Funds Global: Is it easier to get access to the sovereign wealth funds and state pension funds of Abu Dhabi if you are based here in Abu Dhabi?
Kheirallah: Yes and no. It’s easier when you’re here because you can see them at any time. But these investors are very sophisticated, they’re not going to deal with everybody. They have their mandates, strategies and focus and they know what they want. For us it makes more sense to focus on family offices, which are easier to access and need our services.
When it comes to private banking, there is a cultural aspect to consider too. A lot of high-net-worth individuals still like to do private banking with somebody who’s based in Geneva. They like to be able to say their private banker is flying over from Geneva even though they could get the same service from a company based here.
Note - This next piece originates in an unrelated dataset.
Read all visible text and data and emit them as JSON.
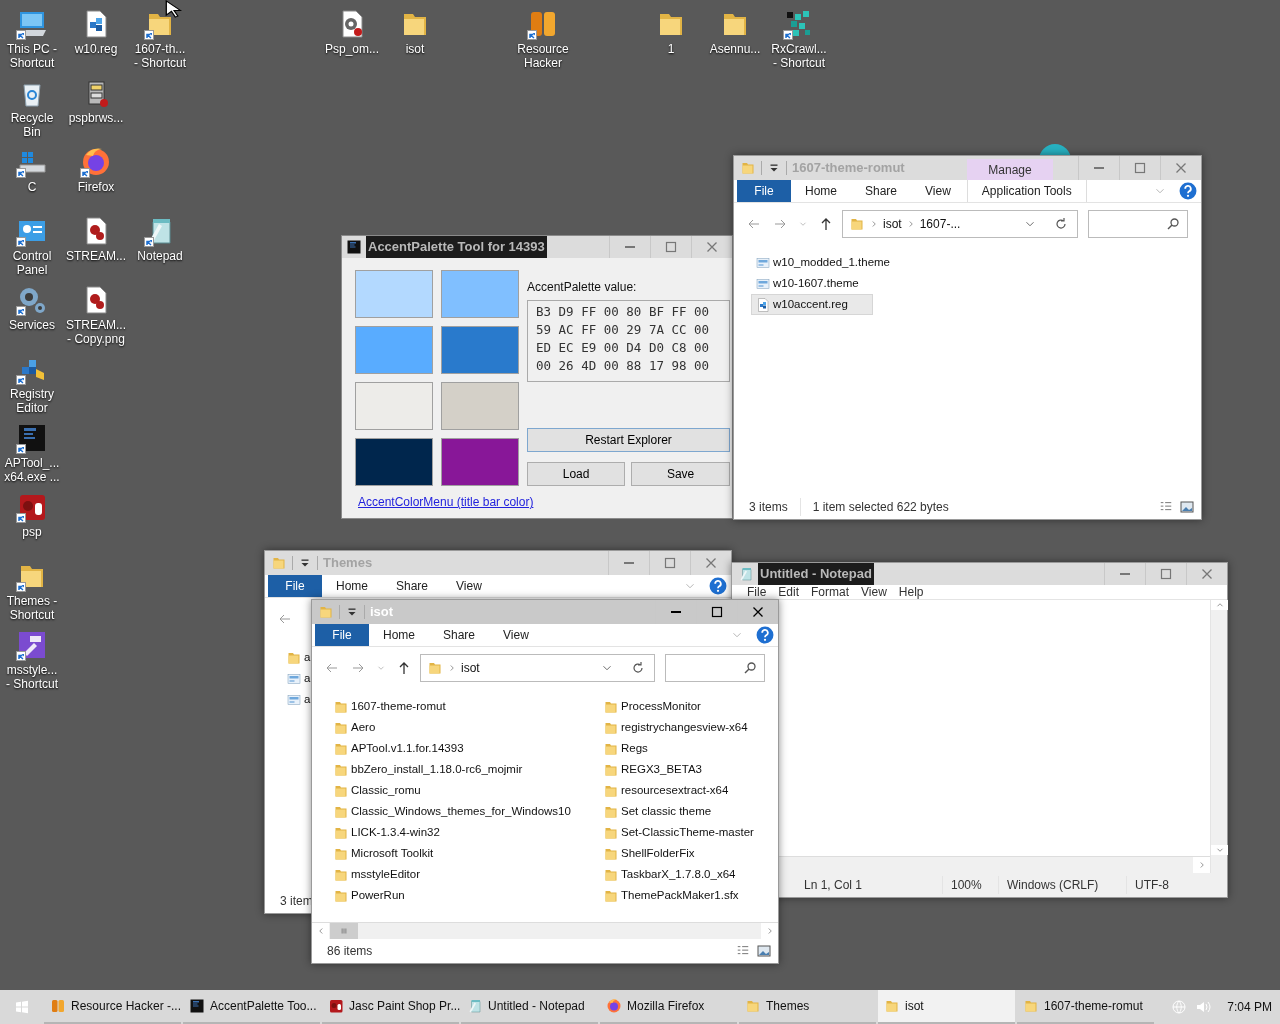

Titone: We’re dealing with the most sophisticated parties in the world here. They can buy the best service the world has to offer, so a local player has to offer them that. You have to be on par with the others at a competitive price. If you can do that, there could be an advantage to being here in Abu Dhabi if you could show alignment with their goals, with their vision. But you have to have the best service and the best products tailored to their needs.
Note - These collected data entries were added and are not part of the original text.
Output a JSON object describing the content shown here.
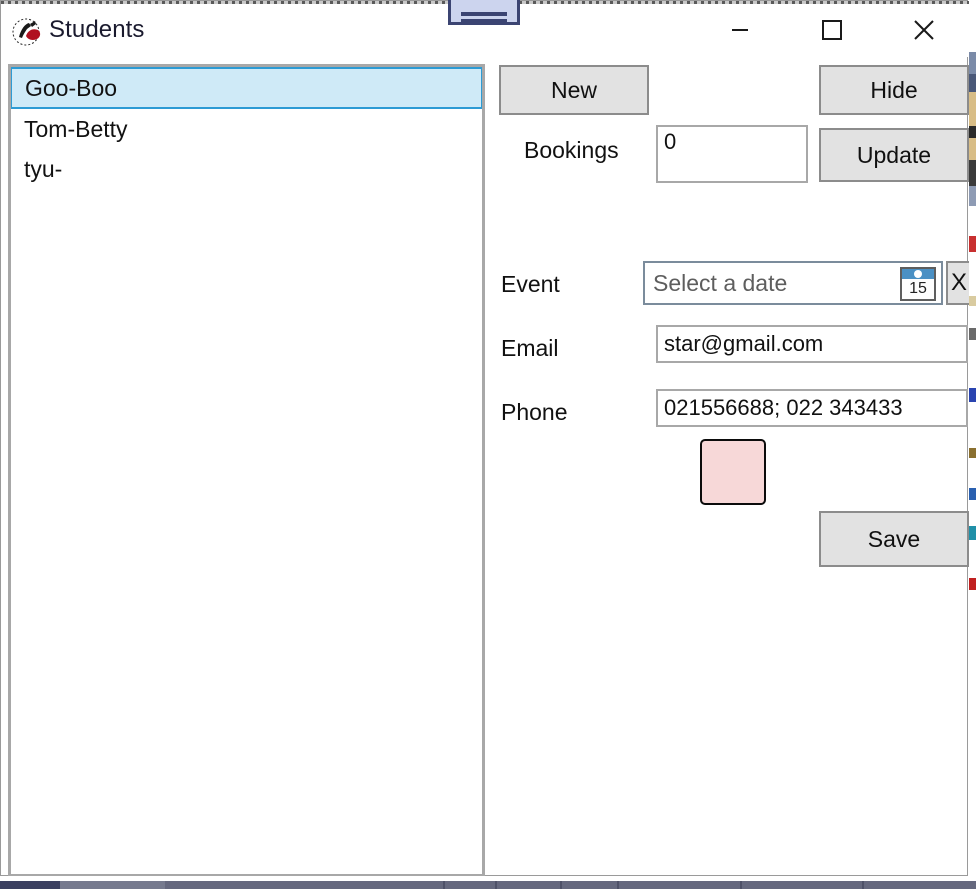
{
  "window": {
    "title": "Students",
    "icon": "app-logo-icon",
    "controls": {
      "minimize": "—",
      "maximize": "☐",
      "close": "✕"
    }
  },
  "top_handle": {
    "name": "drag-handle",
    "fill_color": "#ccd4ee",
    "border_color": "#3b4472"
  },
  "student_list": {
    "items": [
      {
        "label": "Goo-Boo",
        "selected": true
      },
      {
        "label": "Tom-Betty",
        "selected": false
      },
      {
        "label": "tyu-",
        "selected": false
      }
    ],
    "selected_fill": "#cfeaf7",
    "selected_border": "#2d9bd4"
  },
  "form": {
    "new_button": "New",
    "hide_button": "Hide",
    "update_button": "Update",
    "save_button": "Save",
    "bookings_label": "Bookings",
    "bookings_value": "0",
    "event_label": "Event",
    "event_placeholder": "Select a date",
    "event_value": "",
    "calendar_day": "15",
    "clear_date_button": "X",
    "email_label": "Email",
    "email_value": "star@gmail.com",
    "phone_label": "Phone",
    "phone_value": "021556688; 022 343433",
    "swatch_color": "#f7d8d8"
  },
  "status_bar": {
    "accent_color": "#3b4060",
    "background_color": "#65687e"
  }
}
Watts: When you take the sovereign wealth funds in this region, one size does not fit all. There are some entities who have a long history and a well developed investment process and some which are at the start of that journey. We find our role varies from that of pure investment manager to a more consultative role.
The sovereign wealth funds are definitely not the only game in town. That statement tends to come from international players – the suitcase salesmen who fly in for two days and want the most bang for their buck. They go down the list in terms AUMs because an hour meeting with somebody with $60 billion is better than an hour meeting with somebody with $6 million. It’s as simple as that.
If you look at our overall business today, about half our business is mutual fund driven and typically the buyers there are individuals. The other half is institutional. That includes some sovereign money but also you have lots of corporate money and insurance money. Sovereign wealth funds are important like any professional client is important, but by no means are they the only source of assets.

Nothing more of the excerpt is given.